2. **Regular Threads**:
- Discoverable via the `parentID` field in any message or by scanning `message_backup/threads/`.
- Match the `thread.id` in a `ThreadStarter` message to the respective JSON in the `threads/` folder.
---
## 8. Discord.py Model Hydration Guide
If you are building a `discord.py` API-compatible wrapper to read these backups directly into familiar Discord objects, here is the explicit property mapping from the schema to the standard `discord.py` object attributes.
### 8.1 Base Server (Guild)
File: `server_profile.json` & `server_roles.json` & `server_structure.json`
- **`discord.Guild`**:
- `id`: Cast `id` (str) to `int`.
- `name`: Mapped directly from `name`.
- `icon` / `banner`: Represented as `discord.Asset` objects. Use the local file paths from `icon` / `banner` as the asset URL/filepath.
- `roles`: Hydrated from `server_roles.json`.
- `channels` / `categories`: Hydrated from `server_structure.json`.
### 8.2 Roles (`discord.Role`)
File: `server_roles.json`
- `id`: Cast `id` to `int`.
- `name`: Mapped directly.
- `color`: Parse the hex string to `discord.Color(value)`.
- `position`: Mapped directly.
- `permissions`: Initialize `discord.Permissions(value=int(permissions))`.

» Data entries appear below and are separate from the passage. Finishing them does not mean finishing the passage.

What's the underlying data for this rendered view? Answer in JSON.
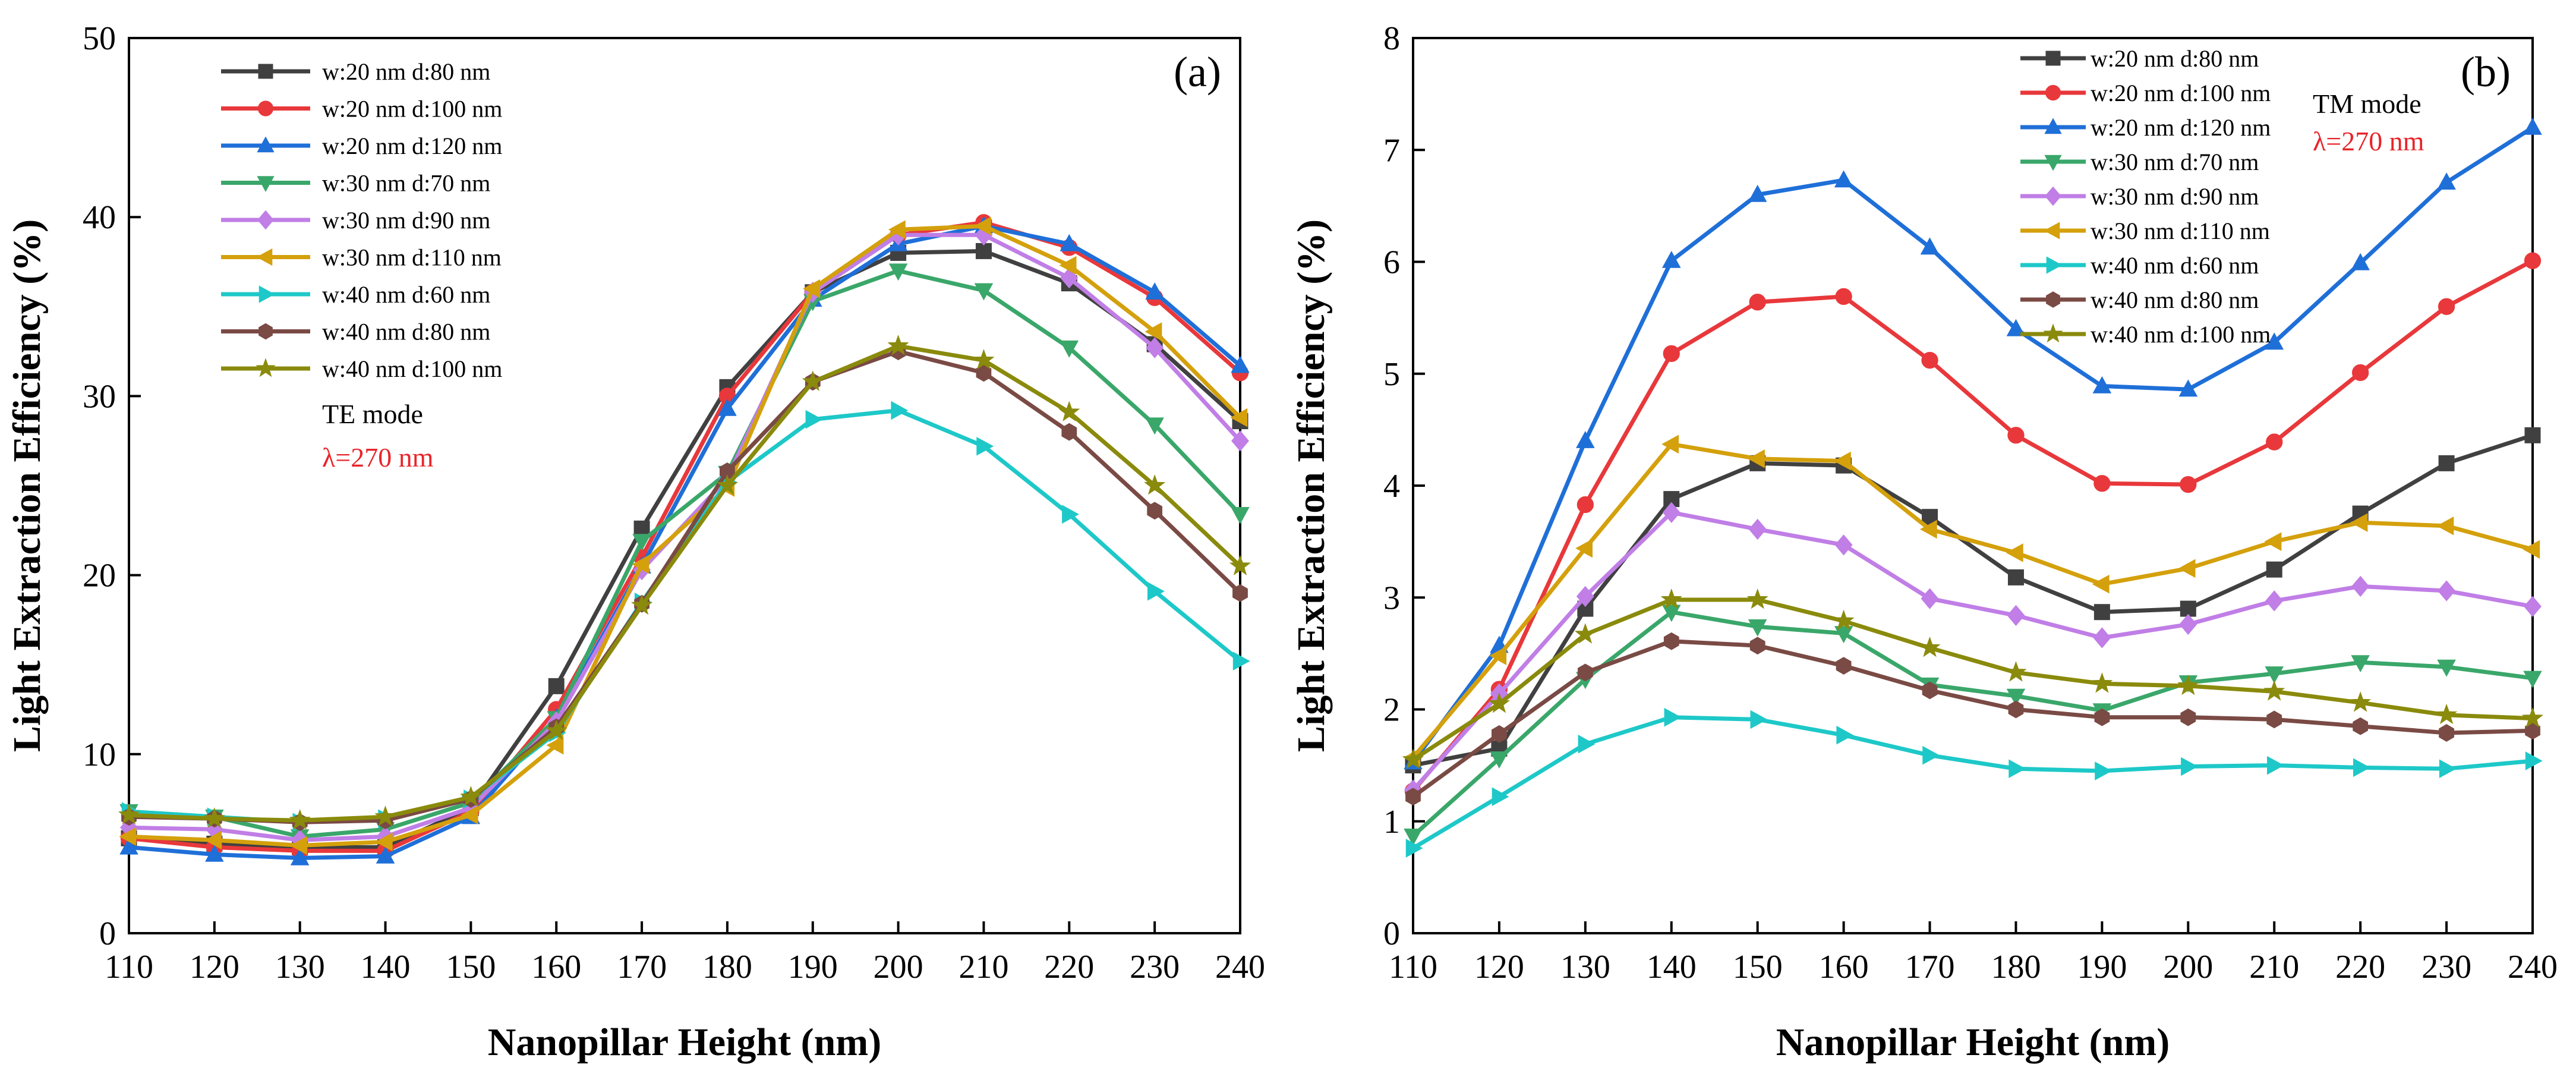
{
  "chart_data": [
    {
      "type": "line",
      "panel_label": "(a)",
      "xlabel": "Nanopillar Height (nm)",
      "ylabel": "Light Extraction Efficiency (%)",
      "xlim": [
        110,
        240
      ],
      "ylim": [
        0,
        50
      ],
      "x": [
        110,
        120,
        130,
        140,
        150,
        160,
        170,
        180,
        190,
        200,
        210,
        220,
        230,
        240
      ],
      "y_ticks": [
        0,
        10,
        20,
        30,
        40,
        50
      ],
      "annotation_mode": "TE mode",
      "annotation_wavelength": "λ=270 nm",
      "series": [
        {
          "name": "w:20 nm d:80 nm",
          "color": "#404040",
          "marker": "square",
          "values": [
            5.3,
            5.0,
            4.8,
            4.8,
            7.0,
            13.8,
            22.6,
            30.5,
            35.8,
            38.0,
            38.1,
            36.3,
            32.9,
            28.6
          ]
        },
        {
          "name": "w:20 nm d:100 nm",
          "color": "#e8383b",
          "marker": "circle",
          "values": [
            5.3,
            4.8,
            4.6,
            4.6,
            6.8,
            12.5,
            21.0,
            30.0,
            35.8,
            39.0,
            39.7,
            38.3,
            35.5,
            31.3
          ]
        },
        {
          "name": "w:20 nm d:120 nm",
          "color": "#1f6fd8",
          "marker": "triangle-up",
          "values": [
            4.8,
            4.4,
            4.2,
            4.3,
            6.5,
            12.0,
            20.5,
            29.3,
            35.4,
            38.5,
            39.5,
            38.5,
            35.8,
            31.7
          ]
        },
        {
          "name": "w:30 nm d:70 nm",
          "color": "#3aa76a",
          "marker": "triangle-down",
          "values": [
            6.8,
            6.5,
            5.4,
            5.8,
            7.3,
            12.0,
            21.9,
            25.7,
            35.3,
            37.0,
            35.9,
            32.7,
            28.4,
            23.4
          ]
        },
        {
          "name": "w:30 nm d:90 nm",
          "color": "#c07ee6",
          "marker": "diamond",
          "values": [
            5.9,
            5.8,
            5.2,
            5.4,
            7.0,
            11.8,
            20.3,
            25.4,
            35.8,
            39.0,
            39.0,
            36.6,
            32.7,
            27.5
          ]
        },
        {
          "name": "w:30 nm d:110 nm",
          "color": "#d4a00c",
          "marker": "triangle-left",
          "values": [
            5.4,
            5.2,
            4.9,
            5.1,
            6.6,
            10.5,
            20.6,
            24.9,
            36.0,
            39.3,
            39.5,
            37.3,
            33.6,
            28.8
          ]
        },
        {
          "name": "w:40 nm d:60 nm",
          "color": "#1ec8c8",
          "marker": "triangle-right",
          "values": [
            6.8,
            6.5,
            6.2,
            6.4,
            7.5,
            11.2,
            18.5,
            25.2,
            28.7,
            29.2,
            27.2,
            23.4,
            19.1,
            15.2
          ]
        },
        {
          "name": "w:40 nm d:80 nm",
          "color": "#7a4a44",
          "marker": "hexagon",
          "values": [
            6.5,
            6.4,
            6.2,
            6.3,
            7.5,
            11.5,
            18.4,
            25.8,
            30.8,
            32.5,
            31.3,
            28.0,
            23.6,
            19.0
          ]
        },
        {
          "name": "w:40 nm d:100 nm",
          "color": "#8a8a0c",
          "marker": "star",
          "values": [
            6.6,
            6.4,
            6.3,
            6.5,
            7.6,
            11.3,
            18.3,
            25.0,
            30.8,
            32.8,
            32.0,
            29.1,
            25.0,
            20.5
          ]
        }
      ]
    },
    {
      "type": "line",
      "panel_label": "(b)",
      "xlabel": "Nanopillar Height (nm)",
      "ylabel": "Light Extraction Efficiency (%)",
      "xlim": [
        110,
        240
      ],
      "ylim": [
        0,
        8
      ],
      "x": [
        110,
        120,
        130,
        140,
        150,
        160,
        170,
        180,
        190,
        200,
        210,
        220,
        230,
        240
      ],
      "y_ticks": [
        0,
        1,
        2,
        3,
        4,
        5,
        6,
        7,
        8
      ],
      "annotation_mode": "TM mode",
      "annotation_wavelength": "λ=270 nm",
      "series": [
        {
          "name": "w:20 nm d:80 nm",
          "color": "#404040",
          "marker": "square",
          "values": [
            1.5,
            1.65,
            2.9,
            3.88,
            4.2,
            4.18,
            3.72,
            3.18,
            2.87,
            2.9,
            3.25,
            3.75,
            4.2,
            4.45
          ]
        },
        {
          "name": "w:20 nm d:100 nm",
          "color": "#e8383b",
          "marker": "circle",
          "values": [
            1.27,
            2.18,
            3.83,
            5.18,
            5.64,
            5.69,
            5.12,
            4.45,
            4.02,
            4.01,
            4.39,
            5.01,
            5.6,
            6.01
          ]
        },
        {
          "name": "w:20 nm d:120 nm",
          "color": "#1f6fd8",
          "marker": "triangle-up",
          "values": [
            1.53,
            2.57,
            4.4,
            6.01,
            6.6,
            6.73,
            6.13,
            5.4,
            4.89,
            4.86,
            5.28,
            5.99,
            6.71,
            7.2
          ]
        },
        {
          "name": "w:30 nm d:70 nm",
          "color": "#3aa76a",
          "marker": "triangle-down",
          "values": [
            0.87,
            1.56,
            2.27,
            2.87,
            2.74,
            2.68,
            2.22,
            2.12,
            1.99,
            2.24,
            2.32,
            2.42,
            2.38,
            2.28
          ]
        },
        {
          "name": "w:30 nm d:90 nm",
          "color": "#c07ee6",
          "marker": "diamond",
          "values": [
            1.28,
            2.14,
            3.01,
            3.76,
            3.61,
            3.47,
            2.99,
            2.84,
            2.64,
            2.76,
            2.97,
            3.1,
            3.06,
            2.92
          ]
        },
        {
          "name": "w:30 nm d:110 nm",
          "color": "#d4a00c",
          "marker": "triangle-left",
          "values": [
            1.57,
            2.48,
            3.44,
            4.37,
            4.24,
            4.22,
            3.61,
            3.4,
            3.12,
            3.26,
            3.5,
            3.67,
            3.64,
            3.43
          ]
        },
        {
          "name": "w:40 nm d:60 nm",
          "color": "#1ec8c8",
          "marker": "triangle-right",
          "values": [
            0.76,
            1.22,
            1.69,
            1.93,
            1.91,
            1.77,
            1.59,
            1.47,
            1.45,
            1.49,
            1.5,
            1.48,
            1.47,
            1.54
          ]
        },
        {
          "name": "w:40 nm d:80 nm",
          "color": "#7a4a44",
          "marker": "hexagon",
          "values": [
            1.22,
            1.78,
            2.33,
            2.61,
            2.57,
            2.39,
            2.17,
            2.0,
            1.93,
            1.93,
            1.91,
            1.85,
            1.79,
            1.81
          ]
        },
        {
          "name": "w:40 nm d:100 nm",
          "color": "#8a8a0c",
          "marker": "star",
          "values": [
            1.55,
            2.05,
            2.67,
            2.98,
            2.98,
            2.79,
            2.55,
            2.33,
            2.23,
            2.21,
            2.16,
            2.06,
            1.95,
            1.92
          ]
        }
      ]
    }
  ]
}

- `hoist`: Mapped directly to boolean.
- `mentionable`: Mapped directly to boolean.
### 8.3 Users & Members (`discord.Member` / `discord.User`)
File: `message_backup/user_info.json`
- `id`: Cast `userID` to `int`.
- `name`: Mapped from `username`.
- `display_name`: Mapped from `userNickname`.

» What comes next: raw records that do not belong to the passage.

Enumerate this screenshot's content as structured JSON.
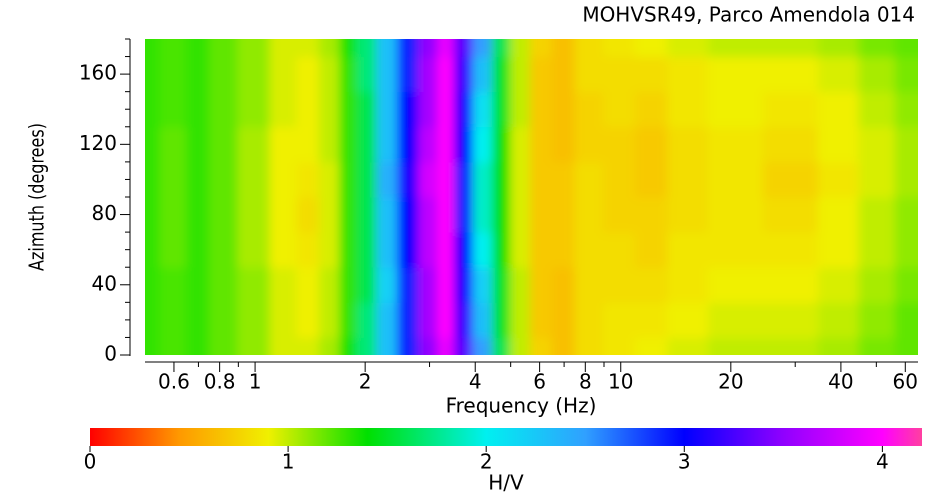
{
  "chart_data": {
    "type": "heatmap",
    "title": "MOHVSR49, Parco Amendola 014",
    "xlabel": "Frequency (Hz)",
    "ylabel": "Azimuth (degrees)",
    "zlabel": "H/V",
    "x": [
      0.5,
      0.6,
      0.7,
      0.8,
      1,
      1.2,
      1.4,
      1.6,
      1.8,
      2,
      2.3,
      2.6,
      3,
      3.3,
      3.7,
      4.2,
      4.7,
      5.3,
      6,
      7,
      8,
      10,
      12,
      15,
      20,
      30,
      40,
      50,
      63
    ],
    "y": [
      0,
      20,
      40,
      60,
      80,
      100,
      120,
      140,
      160,
      180
    ],
    "z": [
      [
        1.3,
        1.25,
        1.3,
        1.2,
        1.1,
        0.95,
        0.95,
        1.05,
        1.35,
        1.7,
        2.3,
        2.9,
        3.5,
        3.9,
        3.3,
        2.5,
        1.6,
        1.0,
        0.75,
        0.65,
        0.8,
        0.85,
        0.9,
        0.95,
        1.0,
        1.0,
        1.05,
        1.15,
        1.2
      ],
      [
        1.3,
        1.25,
        1.3,
        1.2,
        1.1,
        0.95,
        0.9,
        1.0,
        1.3,
        1.7,
        2.3,
        2.9,
        3.6,
        4.0,
        3.2,
        2.3,
        1.5,
        1.0,
        0.7,
        0.65,
        0.8,
        0.85,
        0.85,
        0.9,
        0.95,
        0.95,
        1.0,
        1.1,
        1.2
      ],
      [
        1.3,
        1.25,
        1.3,
        1.2,
        1.1,
        0.95,
        0.9,
        1.0,
        1.3,
        1.6,
        2.2,
        2.9,
        3.6,
        4.0,
        3.1,
        2.2,
        1.5,
        1.0,
        0.7,
        0.65,
        0.8,
        0.8,
        0.8,
        0.85,
        0.9,
        0.9,
        0.95,
        1.05,
        1.15
      ],
      [
        1.3,
        1.2,
        1.3,
        1.2,
        1.05,
        0.9,
        0.85,
        0.95,
        1.3,
        1.6,
        2.3,
        3.0,
        3.7,
        4.0,
        3.0,
        2.0,
        1.4,
        0.95,
        0.7,
        0.7,
        0.8,
        0.8,
        0.75,
        0.85,
        0.85,
        0.85,
        0.9,
        1.0,
        1.1
      ],
      [
        1.3,
        1.2,
        1.3,
        1.2,
        1.05,
        0.9,
        0.8,
        0.95,
        1.3,
        1.6,
        2.3,
        3.0,
        3.7,
        4.0,
        2.9,
        1.9,
        1.4,
        0.95,
        0.7,
        0.7,
        0.8,
        0.75,
        0.75,
        0.8,
        0.85,
        0.8,
        0.9,
        1.0,
        1.1
      ],
      [
        1.3,
        1.2,
        1.3,
        1.2,
        1.05,
        0.9,
        0.85,
        0.95,
        1.3,
        1.6,
        2.4,
        3.1,
        3.8,
        4.0,
        2.9,
        1.9,
        1.4,
        0.95,
        0.7,
        0.7,
        0.8,
        0.75,
        0.7,
        0.8,
        0.85,
        0.75,
        0.85,
        0.95,
        1.05
      ],
      [
        1.3,
        1.2,
        1.3,
        1.2,
        1.05,
        0.9,
        0.9,
        1.0,
        1.3,
        1.6,
        2.3,
        3.0,
        3.7,
        4.0,
        3.0,
        2.0,
        1.4,
        0.95,
        0.7,
        0.65,
        0.75,
        0.75,
        0.7,
        0.8,
        0.85,
        0.8,
        0.9,
        0.95,
        1.05
      ],
      [
        1.3,
        1.25,
        1.3,
        1.2,
        1.1,
        0.95,
        0.9,
        1.0,
        1.3,
        1.6,
        2.3,
        3.0,
        3.6,
        4.0,
        3.1,
        2.1,
        1.5,
        1.0,
        0.7,
        0.65,
        0.75,
        0.8,
        0.75,
        0.85,
        0.9,
        0.85,
        0.9,
        1.0,
        1.1
      ],
      [
        1.3,
        1.25,
        1.3,
        1.2,
        1.1,
        0.95,
        0.9,
        1.0,
        1.3,
        1.7,
        2.3,
        2.9,
        3.6,
        4.0,
        3.2,
        2.3,
        1.5,
        1.0,
        0.7,
        0.65,
        0.8,
        0.8,
        0.8,
        0.85,
        0.9,
        0.9,
        0.95,
        1.05,
        1.15
      ],
      [
        1.3,
        1.25,
        1.3,
        1.2,
        1.1,
        0.95,
        0.95,
        1.05,
        1.35,
        1.7,
        2.3,
        2.9,
        3.5,
        3.9,
        3.3,
        2.5,
        1.6,
        1.0,
        0.75,
        0.65,
        0.8,
        0.85,
        0.9,
        0.95,
        1.0,
        1.0,
        1.05,
        1.15,
        1.2
      ]
    ],
    "xlim": [
      0.5,
      65
    ],
    "xscale": "log",
    "xticks": [
      0.6,
      0.8,
      1,
      2,
      4,
      6,
      8,
      10,
      20,
      40,
      60
    ],
    "xminor_ticks": [
      0.7,
      0.9,
      3,
      5,
      7,
      9,
      30,
      50
    ],
    "ylim": [
      0,
      180
    ],
    "yticks": [
      0,
      40,
      80,
      120,
      160
    ],
    "yminor_ticks": [
      10,
      20,
      30,
      50,
      60,
      70,
      90,
      100,
      110,
      130,
      140,
      150,
      170,
      180
    ],
    "zlim": [
      0,
      4.2
    ],
    "zticks": [
      0,
      1,
      2,
      3,
      4
    ],
    "colormap": [
      {
        "value": 0,
        "color": "#ff0000"
      },
      {
        "value": 0.45,
        "color": "#ff9900"
      },
      {
        "value": 0.9,
        "color": "#f0f000"
      },
      {
        "value": 1.4,
        "color": "#00e000"
      },
      {
        "value": 2.0,
        "color": "#00f0f0"
      },
      {
        "value": 2.5,
        "color": "#30a0ff"
      },
      {
        "value": 3.0,
        "color": "#0000ff"
      },
      {
        "value": 3.5,
        "color": "#9000ff"
      },
      {
        "value": 4.0,
        "color": "#ff00ff"
      },
      {
        "value": 4.2,
        "color": "#ff40a0"
      }
    ]
  }
}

- `bot`: Mapped from `userIsBot`.
- `color`: Parse `userColor` string to `discord.Color`.
- `roles`: List of hydrated `discord.Role` objects via matching `id`s from the `userRoles` array.
- `avatar`: Mocked `discord.Asset` using the `userAvatar` local path.
### 8.4 Channels (`discord.TextChannel`, `discord.CategoryChannel`, `discord.ForumChannel`)
File: `server_structure.json`
- Iterate over the top-level array (Categories):
- **`discord.CategoryChannel`**:
- `id`: Cast `id` to `int`.
- `name`: Mapped directly.
- `position`: Mapped directly.
- Iterate over the nested `channels` array:
- **`discord.abc.GuildChannel` classes**:
- `id`: Cast `id` to `int`.
- `name`: Mapped directly.
- `position`: Mapped directly.
- `type`: Match the `type` string back to the `discord.ChannelType` enum.
- `category_id`: Inherited from the parent category block.
- `topic`: Mapped directly (if applicable).
- `nsfw`: Mapped directly to boolean.
### 8.5 Messages (`discord.Message`)
File: `message_backup/{channel_id}.json` (Iterating the `messages` array)
- `id`: Cast `messageID` to `int`.
- `type`: Map the string `type` (e.g., "Default", "Reply") to `discord.MessageType`.
- `created_at`: Parse `timestamp` (ISO-8601 string) into a timezone-aware `datetime` object.
- `pinned`: Mapped from `isPinned`.
- `content`: Mapped from `content`.
- `author`: Resolve the `userID` against the loaded `discord.Member` mocks.
- `embeds`: Instantiate using `discord.Embed.from_dict(embed_dict)` directly on the elements of the `embeds` array.
- **Reference (Replies)**:
- If `reference` exists, hydrate a `discord.MessageReference`.
- `message_id`: Cast `reference.messageId` to `int`.
- `channel_id`: Cast `reference.channelId` to `int`.
### 8.6 Attachments (`discord.Attachment`)
Nested within Message objects.
- `id`: Cast `id` to `int`.
- `filename`: Mapped from `fileName`.
- `size`: Mapped from `fileSizeBytes`.
- `url` / `proxy_url`: Point to the local relative path (`{channel_id}/{resolved_filename}`).
### 8.7 Reactions (`discord.Reaction` & `discord.PartialEmoji`)
Nested within Message objects.
- `count`: Mapped from `count`.
- `emoji`: Iterate the `emoji` string. If custom (contains a `:`), split it to mock a `discord.PartialEmoji(name=..., id=...)`. Otherwise, mock standard unicode strings.